Computer executable instructions may be compiled or interpreted from computer programs created using a variety of programming languages and/or technologies, including, without limitation, and either alone or in combination, Java, C, C, Visual Basic, Java Script, Perl, HTML, etc. In general, a processor e.g., a microprocessor receives instructions, e.g., from a memory, a computer readable medium, etc., and executes these instructions, thereby performing one or more processes, including one or more of the processes described herein. Such instructions and other data may be stored and transmitted using a variety of computer readable media. A file in a networked device is generally a collection of data stored on a computer readable medium, such as a storage medium, a random access memory, etc. A computer readable medium includes any medium that participates in providing data e.g., instructions, which may be read by a computer. Such a medium may take many forms, including, but not limited to, non-volatile media and volatile media. Instructions may be transmitted by one or more transmission media, including fiber optics, wires, wireless communication, including the internals that comprise a system bus coupled to a processor of a computer. Common forms of computer-readable media include, for example, RAM, a PROM, an EPROM, a FLASH-EEPROM, any other memory chip or cartridge, or any other medium from which a computer can read.
The term “exemplary” is used herein in the sense of signifying an example, e.g., a reference to an “exemplary widget” should be read as simply referring to an example of a widget.
Use of in response to and upon determining indicates a causal relationship, not merely a temporal relationship.

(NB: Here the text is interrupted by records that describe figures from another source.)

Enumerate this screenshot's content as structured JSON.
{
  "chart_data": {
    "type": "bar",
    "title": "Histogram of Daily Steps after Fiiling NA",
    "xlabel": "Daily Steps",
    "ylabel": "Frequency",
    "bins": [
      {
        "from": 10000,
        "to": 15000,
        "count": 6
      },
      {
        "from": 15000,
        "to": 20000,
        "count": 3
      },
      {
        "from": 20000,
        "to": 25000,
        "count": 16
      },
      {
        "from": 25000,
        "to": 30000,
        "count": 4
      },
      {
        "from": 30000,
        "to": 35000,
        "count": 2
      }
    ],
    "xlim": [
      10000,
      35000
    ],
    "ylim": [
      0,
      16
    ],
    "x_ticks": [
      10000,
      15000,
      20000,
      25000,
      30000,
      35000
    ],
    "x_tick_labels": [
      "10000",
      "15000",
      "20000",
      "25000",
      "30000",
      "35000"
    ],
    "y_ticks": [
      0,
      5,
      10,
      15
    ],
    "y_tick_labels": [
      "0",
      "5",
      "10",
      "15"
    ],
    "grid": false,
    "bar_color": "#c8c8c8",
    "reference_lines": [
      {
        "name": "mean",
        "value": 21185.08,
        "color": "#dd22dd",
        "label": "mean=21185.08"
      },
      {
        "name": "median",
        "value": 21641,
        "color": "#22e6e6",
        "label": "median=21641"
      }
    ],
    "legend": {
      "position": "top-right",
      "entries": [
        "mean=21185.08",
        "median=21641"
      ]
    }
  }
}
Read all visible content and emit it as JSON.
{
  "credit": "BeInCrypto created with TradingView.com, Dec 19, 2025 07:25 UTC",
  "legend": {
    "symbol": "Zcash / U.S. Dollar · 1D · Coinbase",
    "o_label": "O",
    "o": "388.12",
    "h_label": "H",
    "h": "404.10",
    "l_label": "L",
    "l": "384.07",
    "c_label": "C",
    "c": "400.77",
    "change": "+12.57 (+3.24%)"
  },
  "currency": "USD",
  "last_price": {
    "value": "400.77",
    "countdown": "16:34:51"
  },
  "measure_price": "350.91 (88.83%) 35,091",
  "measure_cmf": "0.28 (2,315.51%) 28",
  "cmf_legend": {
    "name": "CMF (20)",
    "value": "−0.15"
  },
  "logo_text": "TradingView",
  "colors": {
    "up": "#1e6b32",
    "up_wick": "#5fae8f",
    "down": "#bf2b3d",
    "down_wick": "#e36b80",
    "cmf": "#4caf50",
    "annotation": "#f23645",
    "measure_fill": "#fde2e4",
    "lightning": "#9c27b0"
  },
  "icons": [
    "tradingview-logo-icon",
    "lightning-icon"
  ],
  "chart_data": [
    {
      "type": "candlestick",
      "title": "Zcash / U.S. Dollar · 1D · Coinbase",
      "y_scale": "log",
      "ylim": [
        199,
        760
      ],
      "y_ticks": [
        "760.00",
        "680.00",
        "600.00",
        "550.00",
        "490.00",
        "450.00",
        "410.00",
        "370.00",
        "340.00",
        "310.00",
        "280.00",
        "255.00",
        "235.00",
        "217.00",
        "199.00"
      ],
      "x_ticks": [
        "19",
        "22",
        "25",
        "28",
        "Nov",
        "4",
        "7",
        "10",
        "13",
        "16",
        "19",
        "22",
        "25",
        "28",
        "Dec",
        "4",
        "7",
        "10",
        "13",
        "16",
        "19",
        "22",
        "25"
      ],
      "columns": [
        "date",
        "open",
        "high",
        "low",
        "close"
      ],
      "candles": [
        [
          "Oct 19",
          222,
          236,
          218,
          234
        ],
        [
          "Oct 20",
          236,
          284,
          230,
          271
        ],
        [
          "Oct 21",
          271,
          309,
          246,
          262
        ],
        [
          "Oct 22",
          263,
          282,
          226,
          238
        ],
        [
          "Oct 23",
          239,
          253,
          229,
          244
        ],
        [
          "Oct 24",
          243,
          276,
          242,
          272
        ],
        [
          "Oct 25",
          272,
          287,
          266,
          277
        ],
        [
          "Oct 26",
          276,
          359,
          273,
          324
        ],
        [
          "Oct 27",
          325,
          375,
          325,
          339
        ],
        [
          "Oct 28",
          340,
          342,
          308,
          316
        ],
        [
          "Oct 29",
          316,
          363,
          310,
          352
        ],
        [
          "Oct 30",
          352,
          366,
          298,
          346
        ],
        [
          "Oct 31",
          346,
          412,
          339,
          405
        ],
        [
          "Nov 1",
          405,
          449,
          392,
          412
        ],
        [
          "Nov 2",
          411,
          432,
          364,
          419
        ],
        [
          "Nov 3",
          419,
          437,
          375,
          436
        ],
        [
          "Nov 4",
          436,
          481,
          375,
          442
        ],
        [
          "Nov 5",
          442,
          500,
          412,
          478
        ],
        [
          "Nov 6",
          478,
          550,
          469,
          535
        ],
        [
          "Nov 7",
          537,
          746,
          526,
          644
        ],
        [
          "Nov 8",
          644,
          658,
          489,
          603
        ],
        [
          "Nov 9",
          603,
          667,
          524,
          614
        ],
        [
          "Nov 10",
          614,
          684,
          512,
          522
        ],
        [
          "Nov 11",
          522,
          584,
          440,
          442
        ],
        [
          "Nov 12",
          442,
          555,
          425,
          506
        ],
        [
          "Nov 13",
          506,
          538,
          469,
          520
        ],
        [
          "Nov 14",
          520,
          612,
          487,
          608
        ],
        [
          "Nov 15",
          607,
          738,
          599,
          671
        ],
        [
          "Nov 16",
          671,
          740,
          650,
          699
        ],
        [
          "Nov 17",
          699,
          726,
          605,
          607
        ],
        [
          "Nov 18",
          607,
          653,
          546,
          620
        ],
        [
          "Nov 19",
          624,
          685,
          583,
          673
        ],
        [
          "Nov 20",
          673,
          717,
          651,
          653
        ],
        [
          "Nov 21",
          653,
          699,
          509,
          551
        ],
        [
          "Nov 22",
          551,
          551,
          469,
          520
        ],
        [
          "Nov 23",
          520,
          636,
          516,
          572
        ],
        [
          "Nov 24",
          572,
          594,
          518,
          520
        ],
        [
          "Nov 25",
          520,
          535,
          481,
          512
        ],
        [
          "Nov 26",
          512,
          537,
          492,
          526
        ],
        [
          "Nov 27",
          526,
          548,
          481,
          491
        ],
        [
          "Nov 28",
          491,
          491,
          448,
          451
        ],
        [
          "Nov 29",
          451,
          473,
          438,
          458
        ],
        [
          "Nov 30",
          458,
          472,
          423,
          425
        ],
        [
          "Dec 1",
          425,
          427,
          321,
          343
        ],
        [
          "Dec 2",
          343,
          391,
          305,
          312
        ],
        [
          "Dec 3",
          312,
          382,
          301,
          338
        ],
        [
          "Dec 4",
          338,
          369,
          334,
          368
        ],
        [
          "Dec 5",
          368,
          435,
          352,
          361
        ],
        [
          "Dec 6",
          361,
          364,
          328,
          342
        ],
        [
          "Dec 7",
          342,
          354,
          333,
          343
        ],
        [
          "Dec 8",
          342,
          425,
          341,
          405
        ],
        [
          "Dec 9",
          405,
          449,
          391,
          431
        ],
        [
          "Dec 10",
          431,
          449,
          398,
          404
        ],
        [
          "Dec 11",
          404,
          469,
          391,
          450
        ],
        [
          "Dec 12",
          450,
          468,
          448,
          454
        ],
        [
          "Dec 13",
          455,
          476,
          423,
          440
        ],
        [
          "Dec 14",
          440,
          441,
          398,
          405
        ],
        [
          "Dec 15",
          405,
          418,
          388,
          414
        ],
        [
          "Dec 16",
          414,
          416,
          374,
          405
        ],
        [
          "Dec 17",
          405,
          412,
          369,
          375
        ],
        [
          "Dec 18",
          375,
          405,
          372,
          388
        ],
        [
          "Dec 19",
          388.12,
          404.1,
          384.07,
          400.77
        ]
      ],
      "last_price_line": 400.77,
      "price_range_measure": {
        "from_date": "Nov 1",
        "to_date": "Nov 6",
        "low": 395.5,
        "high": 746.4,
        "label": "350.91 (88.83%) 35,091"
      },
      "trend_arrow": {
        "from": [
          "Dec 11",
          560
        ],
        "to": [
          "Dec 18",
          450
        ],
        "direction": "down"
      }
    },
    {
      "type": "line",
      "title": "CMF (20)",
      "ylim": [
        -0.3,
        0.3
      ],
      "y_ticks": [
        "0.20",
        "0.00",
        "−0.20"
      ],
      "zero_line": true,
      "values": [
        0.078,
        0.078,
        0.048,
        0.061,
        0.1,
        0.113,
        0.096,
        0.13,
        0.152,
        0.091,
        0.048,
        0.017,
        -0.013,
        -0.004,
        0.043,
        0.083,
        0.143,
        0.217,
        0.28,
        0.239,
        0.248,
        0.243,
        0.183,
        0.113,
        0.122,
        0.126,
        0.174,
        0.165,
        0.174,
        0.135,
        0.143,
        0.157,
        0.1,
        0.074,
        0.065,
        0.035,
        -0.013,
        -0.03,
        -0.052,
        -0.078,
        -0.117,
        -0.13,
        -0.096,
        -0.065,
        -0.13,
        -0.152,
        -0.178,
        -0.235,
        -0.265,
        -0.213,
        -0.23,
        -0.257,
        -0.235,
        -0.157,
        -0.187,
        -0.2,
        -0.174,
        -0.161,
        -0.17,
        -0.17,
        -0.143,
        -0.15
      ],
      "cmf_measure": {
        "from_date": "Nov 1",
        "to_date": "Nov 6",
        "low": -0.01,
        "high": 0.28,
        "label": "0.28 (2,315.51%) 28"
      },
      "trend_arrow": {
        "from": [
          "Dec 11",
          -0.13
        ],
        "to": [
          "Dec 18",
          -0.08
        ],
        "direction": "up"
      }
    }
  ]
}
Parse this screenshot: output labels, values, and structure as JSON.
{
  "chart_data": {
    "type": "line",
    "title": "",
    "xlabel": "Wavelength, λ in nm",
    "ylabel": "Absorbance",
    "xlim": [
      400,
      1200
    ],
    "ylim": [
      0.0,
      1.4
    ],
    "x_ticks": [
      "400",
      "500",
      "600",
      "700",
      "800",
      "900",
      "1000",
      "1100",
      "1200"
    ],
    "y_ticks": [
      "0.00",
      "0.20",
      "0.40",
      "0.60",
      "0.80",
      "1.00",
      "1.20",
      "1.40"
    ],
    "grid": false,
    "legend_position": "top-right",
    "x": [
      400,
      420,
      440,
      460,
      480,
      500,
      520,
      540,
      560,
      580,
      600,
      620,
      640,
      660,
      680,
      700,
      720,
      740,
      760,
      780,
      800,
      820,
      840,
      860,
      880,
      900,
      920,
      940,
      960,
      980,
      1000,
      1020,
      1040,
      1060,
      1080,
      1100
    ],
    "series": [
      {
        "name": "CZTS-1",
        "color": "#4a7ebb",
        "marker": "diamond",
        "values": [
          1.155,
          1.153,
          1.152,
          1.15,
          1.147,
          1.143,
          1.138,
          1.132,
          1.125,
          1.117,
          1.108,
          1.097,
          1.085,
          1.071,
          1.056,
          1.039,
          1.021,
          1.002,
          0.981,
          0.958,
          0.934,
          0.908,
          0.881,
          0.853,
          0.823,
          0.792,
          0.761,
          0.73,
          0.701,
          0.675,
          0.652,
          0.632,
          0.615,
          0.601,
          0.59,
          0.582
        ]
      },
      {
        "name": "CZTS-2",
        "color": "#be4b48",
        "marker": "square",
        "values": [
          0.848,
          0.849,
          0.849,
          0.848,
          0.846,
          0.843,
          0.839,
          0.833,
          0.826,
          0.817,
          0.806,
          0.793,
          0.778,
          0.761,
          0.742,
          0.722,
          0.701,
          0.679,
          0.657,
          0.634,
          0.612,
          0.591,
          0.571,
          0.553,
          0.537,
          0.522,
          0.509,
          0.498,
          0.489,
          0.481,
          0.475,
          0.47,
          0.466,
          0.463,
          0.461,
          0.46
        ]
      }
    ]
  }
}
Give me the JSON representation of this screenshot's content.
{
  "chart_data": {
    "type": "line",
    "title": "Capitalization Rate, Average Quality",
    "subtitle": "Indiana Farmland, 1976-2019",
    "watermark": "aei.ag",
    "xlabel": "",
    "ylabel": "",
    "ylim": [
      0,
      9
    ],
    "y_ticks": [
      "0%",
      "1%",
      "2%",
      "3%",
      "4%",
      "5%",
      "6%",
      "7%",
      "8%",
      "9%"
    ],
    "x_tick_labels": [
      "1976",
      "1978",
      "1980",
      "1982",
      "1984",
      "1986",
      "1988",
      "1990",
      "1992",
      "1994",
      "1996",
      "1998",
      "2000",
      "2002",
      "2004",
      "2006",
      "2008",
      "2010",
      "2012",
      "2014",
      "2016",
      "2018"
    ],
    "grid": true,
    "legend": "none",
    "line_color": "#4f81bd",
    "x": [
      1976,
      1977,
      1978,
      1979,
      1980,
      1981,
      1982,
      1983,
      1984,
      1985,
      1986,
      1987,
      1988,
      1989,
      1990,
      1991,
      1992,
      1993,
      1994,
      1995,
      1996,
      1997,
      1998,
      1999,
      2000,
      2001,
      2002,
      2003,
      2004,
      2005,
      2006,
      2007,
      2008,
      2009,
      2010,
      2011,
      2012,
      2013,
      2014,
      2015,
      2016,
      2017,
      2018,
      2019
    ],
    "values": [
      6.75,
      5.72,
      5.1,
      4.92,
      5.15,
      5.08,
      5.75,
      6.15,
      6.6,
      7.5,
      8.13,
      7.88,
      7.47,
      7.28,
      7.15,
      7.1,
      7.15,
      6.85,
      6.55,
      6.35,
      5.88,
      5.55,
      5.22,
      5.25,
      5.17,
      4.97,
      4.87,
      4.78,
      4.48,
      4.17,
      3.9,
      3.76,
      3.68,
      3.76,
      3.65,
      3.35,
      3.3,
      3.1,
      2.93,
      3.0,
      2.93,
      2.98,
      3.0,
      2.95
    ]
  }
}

The disclosure has been described in an illustrative manner, and it is to be understood that the terminology which has been used is intended to be in the nature of words of description rather than of limitation. Many modifications and variations of the present disclosure are possible in light of the above teachings, and the disclosure may be practiced otherwise than as specifically described.